Alex Zapier, President and CEO, Fulcrum Therapeutics: Yeah. And I think ultimately, in answer to your question about polypharmacy, I think ultimately it’ll come down to how strong the data is with the oral HBF inducers. As, Ian mentioned at the outset, if some of these oral HBF inducers such as Posiridir at the twenty milligram can get those patients to a sort of mid-twenty percent. And as Ian mentioned, that’s essentially transformative for patients. Monotherapy may be adequate.
If they’re not able to do that, it could be a combination of multiple HBF inducers targeting different pathways. So I think ultimately I think we’ll learn a lot over the next couple of years based on the data that’s going to be generated by us this year and by others in subsequent years.
Alex, Interviewer, Goldman Sachs: Okay. I know we only have a few minutes left, so maybe you can briefly do the pipeline.
Alex Zapier, President and CEO, Fulcrum Therapeutics: Sure. Sure. Do you wanna talk a little bit about some of the inherited plastic anemias we’re looking at?
Ian Fraser, Head of Early Clinical Development, Fulcrum Therapeutics: So so what we’ve, disclosed is that, by the end of the year, we expect to be submitting an IND for a compound that is targeted at a disease called diamond black fan anemia. That’s a genetically inherited aplastic anemia and affects about two thousand five hundred to three thousand individuals in The US and is very underserved in terms of what therapies are available. They typically treat it with transfusions or red cell transfusions which have all the complications associated with repeated transfusions including iron overload and corticosteroids, some of which some of the patients respond to and then lose responsiveness. And then of course that’s associated with its own complications over time. So this would be targeting the mechanism of action of that disease.
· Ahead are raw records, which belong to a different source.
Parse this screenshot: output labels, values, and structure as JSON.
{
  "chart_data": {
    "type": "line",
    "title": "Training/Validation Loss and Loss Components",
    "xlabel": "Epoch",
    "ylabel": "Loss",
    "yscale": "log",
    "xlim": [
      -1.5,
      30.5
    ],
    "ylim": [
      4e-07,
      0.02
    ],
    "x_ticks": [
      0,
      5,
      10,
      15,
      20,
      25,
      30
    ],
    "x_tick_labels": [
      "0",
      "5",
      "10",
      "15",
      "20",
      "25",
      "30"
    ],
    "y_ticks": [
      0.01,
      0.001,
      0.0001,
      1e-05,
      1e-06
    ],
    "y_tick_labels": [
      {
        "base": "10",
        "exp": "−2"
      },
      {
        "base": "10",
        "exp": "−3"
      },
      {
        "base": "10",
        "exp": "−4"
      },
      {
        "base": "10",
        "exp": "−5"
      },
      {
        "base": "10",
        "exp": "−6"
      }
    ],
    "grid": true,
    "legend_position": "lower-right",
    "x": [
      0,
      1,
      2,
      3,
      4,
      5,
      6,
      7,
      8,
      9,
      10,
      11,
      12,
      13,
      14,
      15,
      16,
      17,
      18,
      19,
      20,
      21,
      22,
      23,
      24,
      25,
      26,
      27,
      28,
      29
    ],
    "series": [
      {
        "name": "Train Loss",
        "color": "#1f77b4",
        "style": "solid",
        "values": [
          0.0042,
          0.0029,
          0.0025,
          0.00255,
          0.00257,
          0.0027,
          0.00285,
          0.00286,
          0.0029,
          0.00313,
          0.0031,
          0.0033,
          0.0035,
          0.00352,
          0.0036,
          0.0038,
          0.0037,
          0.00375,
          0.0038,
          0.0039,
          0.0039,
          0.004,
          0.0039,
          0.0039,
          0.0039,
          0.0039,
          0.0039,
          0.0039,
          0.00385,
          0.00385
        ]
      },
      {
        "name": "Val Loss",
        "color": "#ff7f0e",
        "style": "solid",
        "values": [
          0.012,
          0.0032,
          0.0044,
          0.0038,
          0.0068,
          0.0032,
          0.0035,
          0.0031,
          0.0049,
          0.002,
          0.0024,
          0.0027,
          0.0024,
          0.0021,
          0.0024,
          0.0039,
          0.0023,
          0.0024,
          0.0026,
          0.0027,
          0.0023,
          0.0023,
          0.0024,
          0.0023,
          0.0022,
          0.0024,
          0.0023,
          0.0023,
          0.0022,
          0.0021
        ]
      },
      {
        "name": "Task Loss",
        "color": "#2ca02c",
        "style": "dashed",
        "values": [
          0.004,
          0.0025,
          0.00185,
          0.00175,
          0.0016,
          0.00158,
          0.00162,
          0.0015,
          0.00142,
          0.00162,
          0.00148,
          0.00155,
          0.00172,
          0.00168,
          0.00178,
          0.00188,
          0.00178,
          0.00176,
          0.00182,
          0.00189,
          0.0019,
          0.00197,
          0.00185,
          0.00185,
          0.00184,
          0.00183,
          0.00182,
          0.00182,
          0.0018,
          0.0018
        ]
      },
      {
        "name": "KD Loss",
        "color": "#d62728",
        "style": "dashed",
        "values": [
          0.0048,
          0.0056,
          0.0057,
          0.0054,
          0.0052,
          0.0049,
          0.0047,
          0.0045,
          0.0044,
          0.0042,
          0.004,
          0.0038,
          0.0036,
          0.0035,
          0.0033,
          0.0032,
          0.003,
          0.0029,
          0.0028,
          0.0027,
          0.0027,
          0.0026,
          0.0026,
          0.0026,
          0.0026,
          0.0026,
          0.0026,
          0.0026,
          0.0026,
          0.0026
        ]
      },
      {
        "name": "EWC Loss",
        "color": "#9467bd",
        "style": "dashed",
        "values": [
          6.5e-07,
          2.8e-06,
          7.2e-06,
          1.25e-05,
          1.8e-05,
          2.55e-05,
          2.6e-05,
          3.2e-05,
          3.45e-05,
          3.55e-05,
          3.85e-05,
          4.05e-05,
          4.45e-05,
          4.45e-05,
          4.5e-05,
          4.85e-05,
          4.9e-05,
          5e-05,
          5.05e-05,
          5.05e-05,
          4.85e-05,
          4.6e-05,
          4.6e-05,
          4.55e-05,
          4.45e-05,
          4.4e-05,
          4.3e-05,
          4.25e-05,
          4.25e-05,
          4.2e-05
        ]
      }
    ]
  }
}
We haven’t yet disclosed the molecular basis of that mechanism, but we believe that that is also likely to be applicable in some of the other inherited genetic aplastic anemias such as Schwachman Diamond syndrome, Fanconi anemia, 5q minus. So there’s a number of these rare genetically inherited conditions that all end up with affecting the bone marrow and its ability to produce red cells and this mechanism might be applicable there. So that’s the next step in terms of getting into the clinic. We also have a robust discovery effort looking at other induces of fetal hemoglobin and that continues to be a focus in the lab. Maybe
Alex, Interviewer, Goldman Sachs: final question here. Just remind us the cash balances and the runway. In particular, what activities are embedded in that runway? What what? What activities?
Yep. Yep.
Alex Zapier, President and CEO, Fulcrum Therapeutics: Okay. Yeah. I think in in today’s market, we’re in a very enviable position in terms of our balance sheet. At the end of Q1, we had a balance sheet of $226,000,000 of cash. We’ve guided that this year, we will burn somewhere between $55,000,000 and $65,000,000 So take the sort of midpoint of that of, call it, dollars 60,000,000.
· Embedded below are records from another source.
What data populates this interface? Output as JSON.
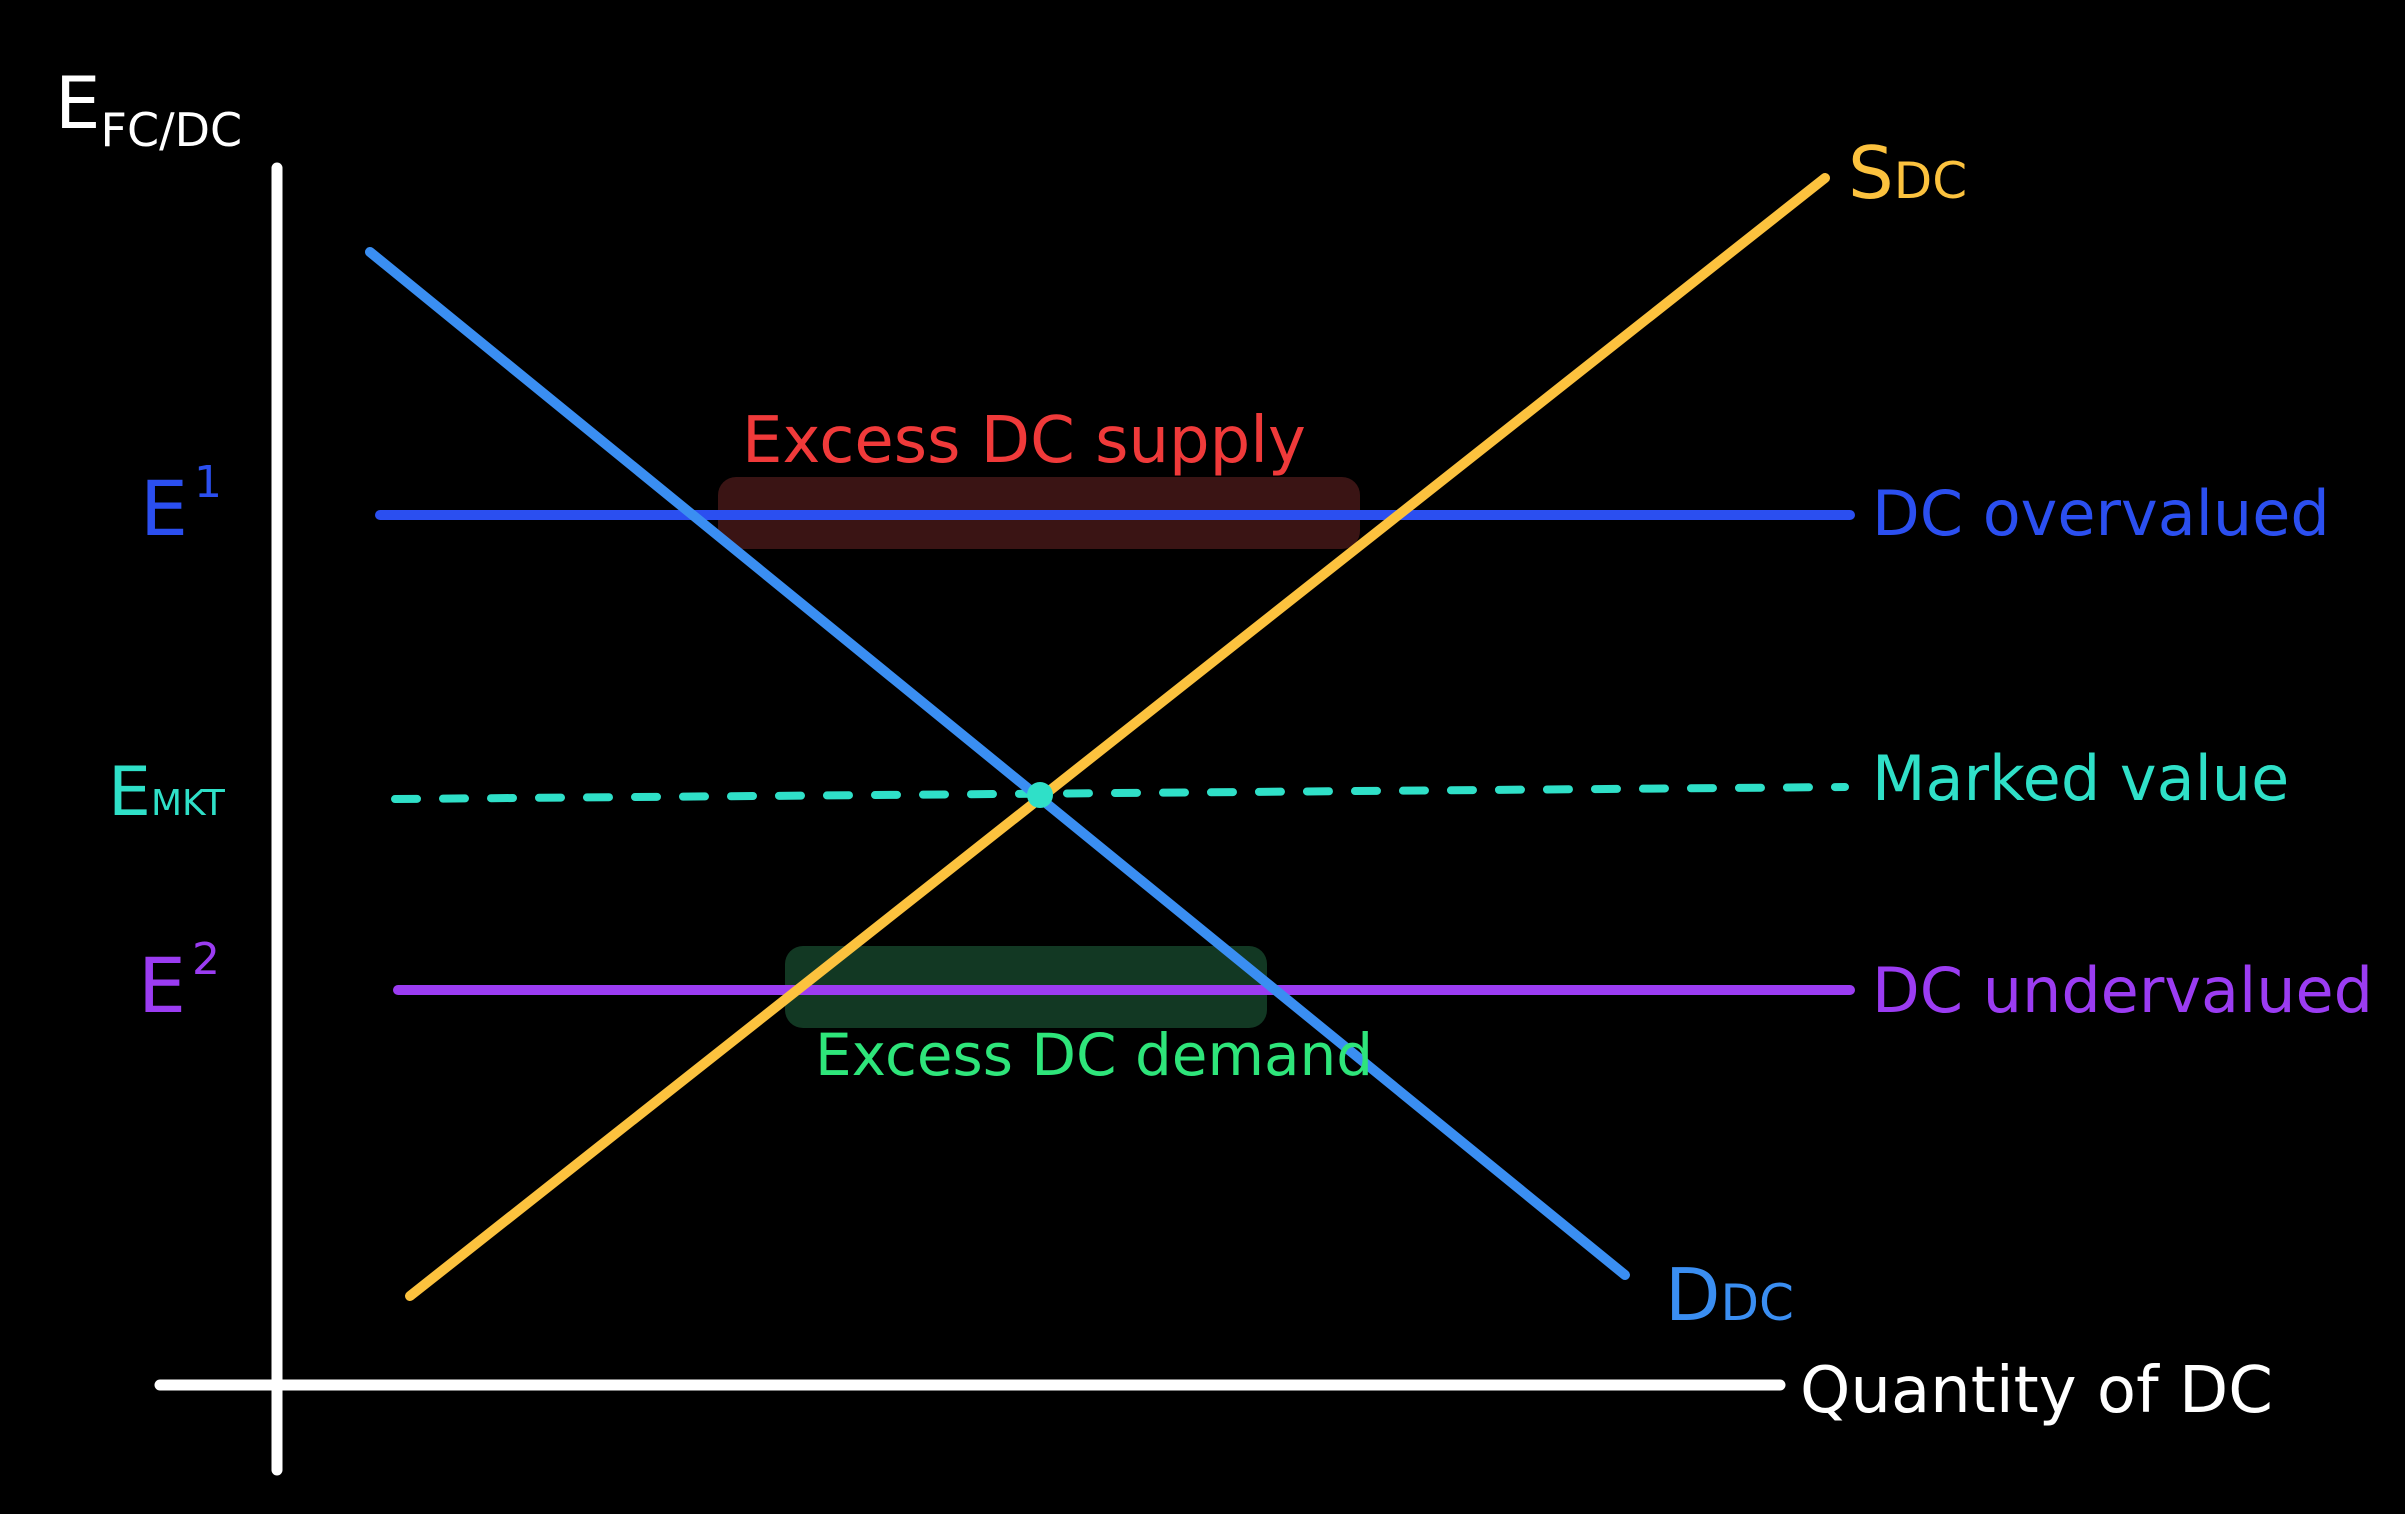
{
  "axes": {
    "y_label_main": "E",
    "y_label_sub": "FC/DC",
    "x_label": "Quantity of DC"
  },
  "curves": {
    "supply": {
      "main": "S",
      "sub": "DC"
    },
    "demand": {
      "main": "D",
      "sub": "DC"
    }
  },
  "levels": {
    "e1": {
      "main": "E",
      "sup": "1",
      "label": "DC overvalued"
    },
    "emkt": {
      "main": "E",
      "sub": "MKT",
      "label": "Marked value"
    },
    "e2": {
      "main": "E",
      "sup": "2",
      "label": "DC undervalued"
    }
  },
  "annotations": {
    "excess_supply": "Excess DC supply",
    "excess_demand": "Excess DC demand"
  },
  "colors": {
    "background": "#000000",
    "axes": "#ffffff",
    "supply": "#fcc23e",
    "demand": "#3a8ef2",
    "e1": "#2b4ff0",
    "emkt": "#2fe0c8",
    "e2": "#9b3cf2",
    "excess_supply_text": "#f03a3a",
    "excess_supply_fill": "#3a1414",
    "excess_demand_text": "#2ee57a",
    "excess_demand_fill": "#123823"
  }
}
First quarter, we burned slightly under $15,000,000 So we have a balance sheet or sorry, a cash runway that takes us out into at least 2027, and that is assuming success on the pocereidir program in terms of advancing to the next clinical trial in 2026 as well as bringing some of the other products that are currently in discovery, for which we’re going to be filing our IND at the end of this year, bringing those into the clinic as well. So essentially assume success of the entire pipeline that we’re
Alex, Interviewer, Goldman Sachs: currently working on. Beautiful. Well, you guys for the time this morning.
Alex Zapier, President and CEO, Fulcrum Therapeutics: Yeah.
Alex, Interviewer, Goldman Sachs: Appreciate it. Thanks everyone joining us here on online.
Alex Zapier, President and CEO, Fulcrum Therapeutics: Thank you all. Thanks so much.